Produzione Rai con Luca Zingaretti, Luisa Ranieri e Gioele Dix, tratta dal libro omonimo di Mimmo Cangemi. Regia di Carlo Carlei

Intrighi in una Reggio Calabria bella e decaduta: “Il giudice meschino”, la miniserie passata sotto silenzio

È passata un po’ sotto silenzio la miniserie “Il giudice meschino che la Rai ha riproposto il 21 marzo – in una versione unica ma ridotta; ora su Raipaly – dopo che il 3 e 4 di marzo 2014 aveva trasmesso le due puntate integrali. Ebbene la fiction è tratta dal libro (2009, Einaudi) omonimo dello scrittore e ingegnere calabrese Mimmo Cangemi. Lo stesso Cangemi con anche Giancarlo De Cataldo – suo deus ex machina editoriale – ne firma la sceneggiatura con altri. La regia è affidata a Carlo Carlei che per questo genere di taglio è una garanzia: si pensi tra gli altri ai “Bastardi di Pizzofalcone”.

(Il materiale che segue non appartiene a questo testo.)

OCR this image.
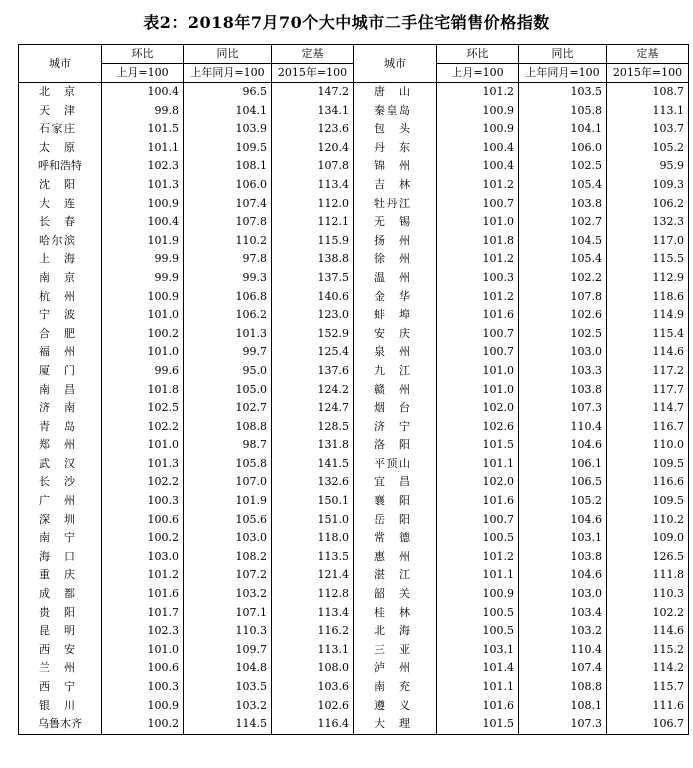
表2：2018年7月70个大中城市二手住宅销售价格指数
城市	环比	同比	定基	城市	环比	同比	定基
	上月=100	上年同月=100	2015年=100		上月=100	上年同月=100	2015年=100
北京	100.4	96.5	147.2	唐山	101.2	103.5	108.7
天津	99.8	104.1	134.1	秦皇岛	100.9	105.8	113.1
石家庄	101.5	103.9	123.6	包头	100.9	104.1	103.7
太原	101.1	109.5	120.4	丹东	100.4	106.0	105.2
呼和浩特	102.3	108.1	107.8	锦州	100.4	102.5	95.9
沈阳	101.3	106.0	113.4	吉林	101.2	105.4	109.3
大连	100.9	107.4	112.0	牡丹江	100.7	103.8	106.2
长春	100.4	107.8	112.1	无锡	101.0	102.7	132.3
哈尔滨	101.9	110.2	115.9	扬州	101.8	104.5	117.0
上海	99.9	97.8	138.8	徐州	101.2	105.4	115.5
南京	99.9	99.3	137.5	温州	100.3	102.2	112.9
杭州	100.9	106.8	140.6	金华	101.2	107.8	118.6
宁波	101.0	106.2	123.0	蚌埠	101.6	102.6	114.9
合肥	100.2	101.3	152.9	安庆	100.7	102.5	115.4
福州	101.0	99.7	125.4	泉州	100.7	103.0	114.6
厦门	99.6	95.0	137.6	九江	101.0	103.3	117.2
南昌	101.8	105.0	124.2	赣州	101.0	103.8	117.7
济南	102.5	102.7	124.7	烟台	102.0	107.3	114.7
青岛	102.2	108.8	128.5	济宁	102.6	110.4	116.7
郑州	101.0	98.7	131.8	洛阳	101.5	104.6	110.0
武汉	101.3	105.8	141.5	平顶山	101.1	106.1	109.5
长沙	102.2	107.0	132.6	宜昌	102.0	106.5	116.6
广州	100.3	101.9	150.1	襄阳	101.6	105.2	109.5
深圳	100.6	105.6	151.0	岳阳	100.7	104.6	110.2
南宁	100.2	103.0	118.0	常德	100.5	103.1	109.0
海口	103.0	108.2	113.5	惠州	101.2	103.8	126.5
重庆	101.2	107.2	121.4	湛江	101.1	104.6	111.8
成都	101.6	103.2	112.8	韶关	100.9	103.0	110.3
贵阳	101.7	107.1	113.4	桂林	100.5	103.4	102.2
昆明	102.3	110.3	116.2	北海	100.5	103.2	114.6
西安	101.0	109.7	113.1	三亚	103.1	110.4	115.2
兰州	100.6	104.8	108.0	泸州	101.4	107.4	114.2
西宁	100.3	103.5	103.6	南充	101.1	108.8	115.7
银川	100.9	103.2	102.6	遵义	101.6	108.1	111.6
乌鲁木齐	100.2	114.5	116.4	大理	101.5	107.3	106.7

Ebbene siamo a Reggio Calabria – la nostra Los Angeles – che ci appare bella ed un po’ decaduta, ma dove il giudice Alberto Lenzi (Luca Zingaretti) è un procuratore aggiunto disincantato che ha contrasti con il suo capo Fiesole (Andrea Tidona, il padre di Fazio in Montalbano) e discussioni con l’etico collega Giorgio Maremmi (Gioele Dix) che invece ci crede ancora. Divorziato, Lenzi ha un figlio Enrico (Lorenzo D’Agata) e una tresca con il maresciallo dei Carabinieri Marina Rossi (Luisa Ranieri).

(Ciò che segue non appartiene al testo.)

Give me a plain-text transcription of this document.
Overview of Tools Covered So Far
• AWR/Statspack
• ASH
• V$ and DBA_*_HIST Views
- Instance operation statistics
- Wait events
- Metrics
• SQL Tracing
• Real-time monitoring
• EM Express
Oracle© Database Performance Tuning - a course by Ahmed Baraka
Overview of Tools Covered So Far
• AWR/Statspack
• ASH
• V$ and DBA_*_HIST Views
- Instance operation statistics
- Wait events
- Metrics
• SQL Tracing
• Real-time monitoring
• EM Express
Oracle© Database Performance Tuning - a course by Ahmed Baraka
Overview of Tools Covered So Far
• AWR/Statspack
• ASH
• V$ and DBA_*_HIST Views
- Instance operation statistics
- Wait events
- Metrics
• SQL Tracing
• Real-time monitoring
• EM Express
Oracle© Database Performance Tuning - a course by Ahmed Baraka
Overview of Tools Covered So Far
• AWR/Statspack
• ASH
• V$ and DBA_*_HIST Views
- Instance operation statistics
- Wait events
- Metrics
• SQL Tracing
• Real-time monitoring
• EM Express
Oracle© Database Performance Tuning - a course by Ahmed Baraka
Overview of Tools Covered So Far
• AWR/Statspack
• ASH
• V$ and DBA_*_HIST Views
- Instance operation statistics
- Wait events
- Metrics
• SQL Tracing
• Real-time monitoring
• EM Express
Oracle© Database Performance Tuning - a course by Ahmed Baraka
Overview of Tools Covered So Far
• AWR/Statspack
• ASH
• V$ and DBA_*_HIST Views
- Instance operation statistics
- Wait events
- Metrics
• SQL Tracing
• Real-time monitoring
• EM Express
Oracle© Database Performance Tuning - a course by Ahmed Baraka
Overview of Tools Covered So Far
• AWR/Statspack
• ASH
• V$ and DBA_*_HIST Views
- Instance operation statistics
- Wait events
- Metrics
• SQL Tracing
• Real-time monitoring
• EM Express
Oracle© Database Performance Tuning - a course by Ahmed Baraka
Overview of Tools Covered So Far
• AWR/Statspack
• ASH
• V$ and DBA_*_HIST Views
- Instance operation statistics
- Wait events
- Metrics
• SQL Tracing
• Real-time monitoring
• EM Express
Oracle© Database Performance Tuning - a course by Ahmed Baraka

La bella vita reggina che comprende anche l’altro collega Lucio (Gaetano Bruno) termina con l’uccisione del collega Maremmi. Lenzi allora si scuote e cerca di riguadagnare la stima dei colleghi e dell’amante nascosta che cerca legittimazione per il loro rapporto. Lenzi scoprirà il marcio che c’è in Procura, nelle forze dell’Ordine, nei servizi ed in ogni altra struttura dello Stato che permetteva un pericoloso traffico di rifiuti tossici – interrati in terra calabra – ad un’azienda della Germania che invece aveva una reputazione al riparo da inutili greenwashing. La ndrangheta vecchia di Don Mico Rota (Maurizio Marchetti) e quella in voga e giovanilistica di Pasquale Rezza (Claudio Castrogiovanni) a contendersi la leadership.

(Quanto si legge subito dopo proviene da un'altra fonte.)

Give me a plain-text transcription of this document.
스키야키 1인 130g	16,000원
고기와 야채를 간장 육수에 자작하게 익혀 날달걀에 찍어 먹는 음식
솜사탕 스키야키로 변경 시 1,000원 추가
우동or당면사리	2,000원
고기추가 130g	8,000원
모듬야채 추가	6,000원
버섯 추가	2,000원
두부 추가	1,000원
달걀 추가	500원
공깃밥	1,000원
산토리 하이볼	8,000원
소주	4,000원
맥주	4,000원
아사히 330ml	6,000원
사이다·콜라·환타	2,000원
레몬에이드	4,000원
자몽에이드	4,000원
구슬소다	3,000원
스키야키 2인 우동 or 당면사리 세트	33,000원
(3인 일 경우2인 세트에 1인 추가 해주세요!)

Non sarà più ‘meschino’ Lenzi sia nel significato italiano – verso lo Stato – sia nel significato calabro-siculo (poveretto). Il bailamme che si scatenerà farà giustizia di un poco di sabbia di quel deserto della legalità e della società civile che è oggi il nostro sventurato Paese che subisce prono gli affari più grandi di tutti noi, orfano del principio di legalità. Luca Zingaretti nei panni del PM ci conferma che aveva ragione Francesco Carnelutti sull’istinto venatorio della sua funzione: nell’immagine rimane quella prontezza che era di Montalbano, anche se Lenzi è più fashion dell’uomo di Vigata. Ma la corda civile di Cangemi è la stessa di quella di Camilleri (e la stessa di Leonardo Sciascia). Solo se il nostro Paese ritornerà a quella dimensione avremmo qualche possibilità di farcela.